Une opportunité de développement
Le coup d’envoi des travaux a donc été donné lundi à Niamey et mardi à Cotonou au Bénin. Les deux capitales devraient être reliées d’ici deux ans. C’est une entreprise française, le groupe Bolloré, qui pilote le projet. Vincent Bolloré était d’ailleurs présent lors de l’inauguration. Le projet doit à terme créer une grande boucle ferroviaire reliant Abidjan, Ouagadougou, Niamey et Cotonou, plus un tronçon entre le Togo et le Bénin. Le chemin de fer va permettre de désenclaver considérablement le Niger et le Burkina Faso qui n’ont pas d’accès à la mer. Avec le rail, il sera possible d’acheminer des marchandises vers les ports que sont Abidjan et Cotonou plus rapidement, en plus grandes quantité et de façon moins coûteuse que par le biais des camions utilisés aujourd’hui et qui dégradent considérablement les routes d’Afrique de l’Ouest.

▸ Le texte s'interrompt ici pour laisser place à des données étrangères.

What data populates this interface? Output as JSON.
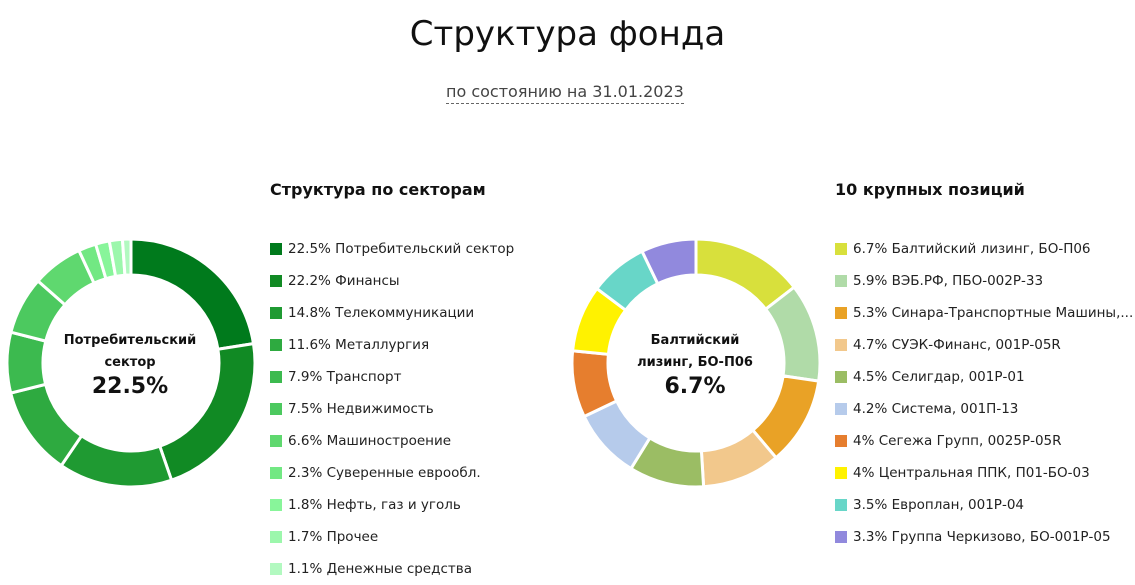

Les Nigériens espèrent ainsi une baisse mécanique des prix des produits, due à la réduction des coûts d’importation, et un développement économique grâce aux possibilités d’export qu’offre le rail, notamment pour des matières premières comme l’uranium dont le Niger est un des principaux producteurs. Au-delà de l’aspect économique, le train offre aussi des perspectives alléchantes en matière de transport de voyageurs. La possibilité de circuler plus facilement et plus rapidement entre la Côte d’Ivoire, le Burkina Faso, le Niger, le Togo et le Bénin est incontestablement une bonne nouvelle pour les habitants des pays concernés.
Le train en Afrique de l’Ouest, une histoire coloniale
Parallèlement au tronçon Niamey-Cotonou entamé cette semaine, les travaux sur la ligne Abidjan-Ouagadougou devraient débuter d’ici août. Au total, la boucle ferroviaire devrait s’étendre sur près de 2768 km. Le coût total pour l’ensemble des acteurs du projet s’élèverait à près de mille milliards de francs CFA.
Cela faisait près de quatre-vingts ans que le Niger attendait l’arrivée du chemin de fer. Au début du XXème siècle, les puissances coloniales en Afrique de l’Ouest (en l’occurrence la France) avaient construit des voies de chemin de fer pour faciliter l’exploitation de leurs colonies, notamment en reliant l’arrière pays producteur de matières premières et les ports, plateformes d’export. Mais aucun rail n’est parvenu jusqu’au Niger. En 1904 a été lancée la construction du tronçon Côte d’Ivoire-Haute Volta (l’actuel Burkina Faso). Parti d’Abidjan en 1904, le chemin de fer atteindra Ouagadougou en 1954. Cette ligne, réhabilitée et reconstruite, formera d’ici quelques années une partie de la grande boucle ferroviaire. Il en va de même pour le tronçon Cotonou-Niamey. Le projet lancé en 1910 devait relier le Dahomey (l’actuel Bénin) au Niger. Mais les rails s’arrêtèrent finalement à Parakou au Bénin en 1936. Les travaux débutés mardi prévoient justement de réhabiliter cette ancienne voix coloniale.
Il faudra donc attendre encore quelques années avant de voir un train circuler au Niger et s’arrêter en gare de Niamey. Mais l’attente a été tellement longue que les deux années de patience supplémentaires ne semblent pas si insurmontables.